Но слабая человеческая природа не в силах долго пребывать в состоянии подобного экстаза. Он скоро проходит, и, кто знает, цена, заплаченная за эти минуты, может показаться чрезмерной, особенно если подумать о муках обманутых надежд и горького отчаяния, последовавших за этими прекрасными мгновениями…

И все же я с радостью перебираю воспоминания об этих коротких мгновениях… То были редкие мгновения радости, которые память моя, пытаясь восстановить это далекое прошлое, с трудом отыскивает. Они подобны зеленым островкам, кое-где разбросанным в беспредельной шири бурного и жестокого океана.

Прошло недели две с тех пор, как Касси стала моей женой. Была ночь, и я сидел у дверей моей хижины в ожидании ее прихода. На безоблачном небе ярко светила лупа. Весь во власти счастья, я следил за движением луны, любуясь красотой этой ночи и благодаря бога за то, что он не дал дурным инстинктам, которые так часто порождаются униженным положением, взять во мне верх и уничтожить источник прекраснейших и чистых наслаждений.

Внезапно я увидел вдали человеческую фигуру. Я узнал бы ее на любом расстоянии. Еще мгновение - и вот я уже держал в объятиях мою жену. Но, прижимая ее к себе, я почувствовал, что она вся трепещет, а коснувшись щекой ее лица, я заметил, что оно залито слезами.

Тревога охватила меня, и я увлек Касси в дом, умоляя сказать, что могло так взволновать ее. Но вопросы мои только усиливали ее волнение. Она склонилась головой ко мне на плечо и горько зарыдала. В течение нескольких минут она была не в силах произнести ни слова.

Я не знал, что делать, что подумать. Я старался успокоить ее, целовал ее мокрые от слез щеки и крепко обнимал, стремясь успокоить бурные удары ее сердца.

Постепенно Касси успокоилась, но не сразу еще решилась в неуверенных, прерываемых слезами словах рассказать мне о том, что пережила.

С самого дня своего приезда полковник Мур стал проявлять к ней неожиданное внимание. Не довольствуясь мелкими подарками, которыми он щедро ее награждал, полковник постоянно искал случая заговорить с ней и каждый раз при этом полушутя, полусерьезно восхвалял ее красоту. Замечания его носили иногда довольно недвусмысленный характер, но Касси делала вид, что ничего не понимает. Полковника не мог остановить такой пустяк, как нежелание рабыни понять его, и он прибег к словам и поступкам, которые не могли уже оставить у нее сомнений в его намерениях.

Такое поведение полковника оскорбляло Касси, задевая ее женскую скромность, религиозные чувства и любовь ко мне. Несчастная женщина дрожала при мысли об участи, грозившей ей. Но она до этого дня не решалась поделиться со мной своим беспокойством. Ей тяжело было рассказывать мне об оскорблениях, которым она подвергалась. Ей жаль было понапрасну мучить меня: ведь она знала, что, несмотря на жгучую боль, которую доставит мне ее повествование, я буду не в силах отомстить за обиду.

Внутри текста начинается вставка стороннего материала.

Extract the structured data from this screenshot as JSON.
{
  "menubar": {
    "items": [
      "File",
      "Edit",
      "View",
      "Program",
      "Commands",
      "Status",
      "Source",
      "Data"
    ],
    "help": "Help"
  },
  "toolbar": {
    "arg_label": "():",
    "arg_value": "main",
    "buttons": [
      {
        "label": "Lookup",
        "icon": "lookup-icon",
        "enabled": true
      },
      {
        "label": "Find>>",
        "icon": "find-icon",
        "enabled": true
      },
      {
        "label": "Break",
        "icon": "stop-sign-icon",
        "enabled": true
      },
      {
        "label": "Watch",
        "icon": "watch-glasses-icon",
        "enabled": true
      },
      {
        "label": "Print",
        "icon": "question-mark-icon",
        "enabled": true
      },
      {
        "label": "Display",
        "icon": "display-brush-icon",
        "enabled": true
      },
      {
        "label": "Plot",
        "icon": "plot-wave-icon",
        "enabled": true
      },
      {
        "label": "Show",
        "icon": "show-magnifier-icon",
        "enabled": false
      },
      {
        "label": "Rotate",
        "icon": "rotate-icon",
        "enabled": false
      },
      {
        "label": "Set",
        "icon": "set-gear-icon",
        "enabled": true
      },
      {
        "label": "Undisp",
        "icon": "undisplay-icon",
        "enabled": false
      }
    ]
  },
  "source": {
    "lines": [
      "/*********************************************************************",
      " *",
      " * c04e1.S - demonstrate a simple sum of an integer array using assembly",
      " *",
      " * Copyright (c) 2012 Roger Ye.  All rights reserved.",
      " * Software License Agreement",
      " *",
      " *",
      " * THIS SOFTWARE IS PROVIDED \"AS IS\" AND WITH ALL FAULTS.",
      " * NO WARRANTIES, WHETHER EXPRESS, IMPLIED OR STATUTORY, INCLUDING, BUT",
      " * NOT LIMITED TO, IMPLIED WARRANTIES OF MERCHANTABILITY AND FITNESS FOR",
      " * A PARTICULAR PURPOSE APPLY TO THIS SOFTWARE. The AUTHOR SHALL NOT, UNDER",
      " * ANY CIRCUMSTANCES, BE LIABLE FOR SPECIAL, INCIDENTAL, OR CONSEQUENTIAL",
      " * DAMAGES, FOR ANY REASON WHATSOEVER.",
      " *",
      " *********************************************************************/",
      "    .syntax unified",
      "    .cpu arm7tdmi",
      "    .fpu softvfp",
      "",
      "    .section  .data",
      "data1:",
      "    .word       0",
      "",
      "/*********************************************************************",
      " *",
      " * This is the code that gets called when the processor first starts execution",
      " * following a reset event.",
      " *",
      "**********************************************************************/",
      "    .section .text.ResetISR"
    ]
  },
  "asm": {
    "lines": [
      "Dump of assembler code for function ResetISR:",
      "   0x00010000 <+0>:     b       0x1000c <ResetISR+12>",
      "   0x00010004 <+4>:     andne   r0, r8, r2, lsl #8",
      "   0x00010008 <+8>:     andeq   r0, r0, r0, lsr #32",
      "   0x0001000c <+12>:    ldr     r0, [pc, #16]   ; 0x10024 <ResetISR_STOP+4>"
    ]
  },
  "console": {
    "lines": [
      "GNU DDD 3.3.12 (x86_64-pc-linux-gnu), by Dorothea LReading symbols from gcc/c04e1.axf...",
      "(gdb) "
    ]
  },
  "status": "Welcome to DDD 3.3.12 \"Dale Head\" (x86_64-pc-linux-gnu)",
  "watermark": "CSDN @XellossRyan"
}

Сегодня миссис Мур с дочерью уехали в гости к кому-то из соседей, оставив Касси дома одну. Она сидела в спальне своей госпожи, занятая рукодельем, как вдруг вошел полковник Мур. Поспешно поднявшись, Касси хотела выйти из комнаты, но полковник приказал ей остаться и выслушать его. Затем, делая вид, что не замечает ее волнения и сам при этом сохраняя полное спокойствие, полковник сказал, что он не забыл о своем обещании найти ей хорошего мужа взамен "этого шелопая Арчи". Однако ему, несмотря на все старания, не удалось найти никого, кто был бы достоин ее. Поэтому полковник, как он заявил, решил взять ее себе.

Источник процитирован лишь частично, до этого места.